Considering the size and scope of this series, “Rooms with a View” is a formidable accomplishment. Enright’s otherworldly representation mingles the real, the possible and the impossible with relative ease.
“Café View” shows Enright at her most relaxed. An art work in which living-room drapery is drawn aside to reveal a sidewalk café, “Café View” is an improbably study where a woman reads a book while a violinist plays.
The gentle setting of the café subdues the hermetic nature of Enright’s images. Like mush representational Surrealism, the why and what of her painting eludes explanation. The tableau seemingly exists merely to exist.
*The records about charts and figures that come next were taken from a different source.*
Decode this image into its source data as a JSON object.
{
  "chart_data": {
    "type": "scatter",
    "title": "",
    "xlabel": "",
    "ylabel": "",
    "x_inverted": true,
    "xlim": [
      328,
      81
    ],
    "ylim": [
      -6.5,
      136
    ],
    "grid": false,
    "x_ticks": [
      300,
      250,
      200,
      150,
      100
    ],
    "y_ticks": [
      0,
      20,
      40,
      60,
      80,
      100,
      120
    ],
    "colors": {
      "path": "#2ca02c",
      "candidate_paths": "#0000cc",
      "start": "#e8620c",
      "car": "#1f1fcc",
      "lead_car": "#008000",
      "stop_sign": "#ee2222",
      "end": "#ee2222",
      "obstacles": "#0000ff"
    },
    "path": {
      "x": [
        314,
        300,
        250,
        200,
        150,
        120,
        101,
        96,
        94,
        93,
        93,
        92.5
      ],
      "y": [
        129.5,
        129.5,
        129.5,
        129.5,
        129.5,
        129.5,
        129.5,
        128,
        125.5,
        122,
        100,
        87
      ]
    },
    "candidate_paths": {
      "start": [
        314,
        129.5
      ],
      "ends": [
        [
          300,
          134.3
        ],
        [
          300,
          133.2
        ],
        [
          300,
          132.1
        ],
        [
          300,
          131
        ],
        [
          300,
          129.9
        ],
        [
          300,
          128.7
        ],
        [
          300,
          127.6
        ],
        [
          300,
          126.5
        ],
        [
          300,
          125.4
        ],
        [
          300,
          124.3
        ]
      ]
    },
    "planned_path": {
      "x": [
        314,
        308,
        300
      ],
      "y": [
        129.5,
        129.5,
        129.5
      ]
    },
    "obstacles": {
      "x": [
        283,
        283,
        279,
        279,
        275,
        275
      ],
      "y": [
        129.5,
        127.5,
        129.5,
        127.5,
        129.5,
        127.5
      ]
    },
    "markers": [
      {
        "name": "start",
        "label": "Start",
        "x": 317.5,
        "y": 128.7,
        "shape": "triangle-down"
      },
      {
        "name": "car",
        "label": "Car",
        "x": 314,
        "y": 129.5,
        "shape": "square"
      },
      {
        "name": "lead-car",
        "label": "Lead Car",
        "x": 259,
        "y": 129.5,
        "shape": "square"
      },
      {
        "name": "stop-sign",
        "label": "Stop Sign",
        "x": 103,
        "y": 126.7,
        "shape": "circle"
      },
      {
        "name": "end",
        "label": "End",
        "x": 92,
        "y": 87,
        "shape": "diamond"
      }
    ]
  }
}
By contrast, Enright’s equally fantastic “The Department Store”: falls on the other side of reasonableness.
Where the fantastic in “Café View” is inferred (although not impossible), the fantastic in “The Department Store” is beyond the bounds of reality.
In this instance, a uniformed arm (belonging, say, to an employee of a swank department store) holds an elevator door open for our inspection. The elevator sign says “Bed and Bath,” but tumbling out of the elevator is a tiger in full stride. A menagerie of other exotic animals and fauna occupies the background.
In this work, as in all the paintings in this display and the jaunty kites swaying in the WCA Loft, Enright’s phantasmagoria suggests an imagination in full flight.
(*The painting “THE PHOENIX” is currently in Detroit, MI at the Swords Into Plowshares Peace Center.)